Marian was delighted by this appreciation. She talked with Shenstone again after dinner and was pleased that he was to be in the same box with her at the opera the next night. He had spent much of his time on the other side of the Atlantic. He was unusually well educated for an artist's, and his mind was not developed in one direction only. Like Marian, his point of view was artistic and emotional. Like her he had a reverence for tradition, a deference to caste--the latter not offensive for the same reason that hers was not, because good birth and good breeding made him of the "high caste" and not a cringer with his eyes craned upward. It seemed in him, as in her, a sort of self-respect.
Marian showed a candid liking for his society and he was quick to take advantage of it. For a month they saw more and more each of the other, she discreet without deliberation and he discreet with deliberation.
He talked to her of his work, of his ambition. He showed her himself without egotism. He made an impression upon her so distinct and so favourable that she admitted to herself that he was the most fascinating man--except one--whom she had ever met.
When Howard at last returned, defeated by corruption within his own party and for the time disgusted with politics, she at once had Shenstone at the house to dine. "What do you think of Mr. Shenstone?"
she asked when they were alone.
"No wonder you're enthusiastic about him. As he talked to me, I could hardly keep from laughing. It was your own views, almost your own words.
He has the look of a great man. I think he will 'arrive,' as they say in the Bowery."

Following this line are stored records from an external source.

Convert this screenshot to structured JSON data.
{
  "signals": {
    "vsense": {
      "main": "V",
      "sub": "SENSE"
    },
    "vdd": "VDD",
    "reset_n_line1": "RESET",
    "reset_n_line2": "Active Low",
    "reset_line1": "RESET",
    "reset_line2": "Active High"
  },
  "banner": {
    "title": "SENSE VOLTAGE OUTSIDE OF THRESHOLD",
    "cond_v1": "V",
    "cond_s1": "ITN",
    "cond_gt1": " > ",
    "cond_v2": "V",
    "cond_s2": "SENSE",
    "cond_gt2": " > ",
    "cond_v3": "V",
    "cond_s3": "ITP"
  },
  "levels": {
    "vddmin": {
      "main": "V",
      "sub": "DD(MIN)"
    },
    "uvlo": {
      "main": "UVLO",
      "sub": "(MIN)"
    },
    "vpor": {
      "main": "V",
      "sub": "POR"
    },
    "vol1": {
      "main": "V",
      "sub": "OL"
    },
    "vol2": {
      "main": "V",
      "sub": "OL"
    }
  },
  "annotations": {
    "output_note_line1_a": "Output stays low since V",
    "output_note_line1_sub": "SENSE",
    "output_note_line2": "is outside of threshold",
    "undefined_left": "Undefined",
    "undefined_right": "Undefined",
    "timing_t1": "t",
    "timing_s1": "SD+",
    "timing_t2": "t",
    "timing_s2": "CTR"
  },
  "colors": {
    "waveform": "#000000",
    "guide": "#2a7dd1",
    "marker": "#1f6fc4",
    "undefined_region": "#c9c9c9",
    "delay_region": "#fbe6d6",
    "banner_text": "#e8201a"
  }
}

Howard went out of his way to be agreeable to Shenstone, often inviting him to the house and giving him a commission to paint Marian. For the rest of the winter Shenstone was constantly in Marian's company; so constantly that they were gossiped about, and all the women who were unpleasantly discussed "for cause" conspired to throw them together as much as possible.
One evening in the very end of the winter, Howard called to Marian from his dressing room: "Why, lady, Shenstone's gone, hasn't he? I've just read a note from him."
There was a pause before Marian answered in a constrained voice: "Yes, he sailed to-day."
Howard was tying his bow. He paused at the curious tone, then smiled mysteriously to himself. He put on his waistcoat and coat and knocked on the half-open door. "May I come in?" he asked.
"Yes--I'm waiting for dinner to be announced."
She was sitting before the fire, very beautiful in her evening gown. She seemed not to observe that he had entered but stared on into the flames.
He stood beside her, looking down at her with the half mocking, half tender smile. Presently he sat upon the arm of her chair and took one of her hands. "Poor, friendless, beautiful lady," he said softly.
She glanced up quickly, her cheeks flaming but her eyes clear and frank.
"Why do you say that?" she asked in the tone of one who knows why.
"Other women will not be her friends because they are jealous of her, and as for the men--how can a man be really a friend to a woman, a fascinating, sympathetic woman?"
Marian hid her face against the lapel of his coat. "He told me," she whispered, "and then he went away."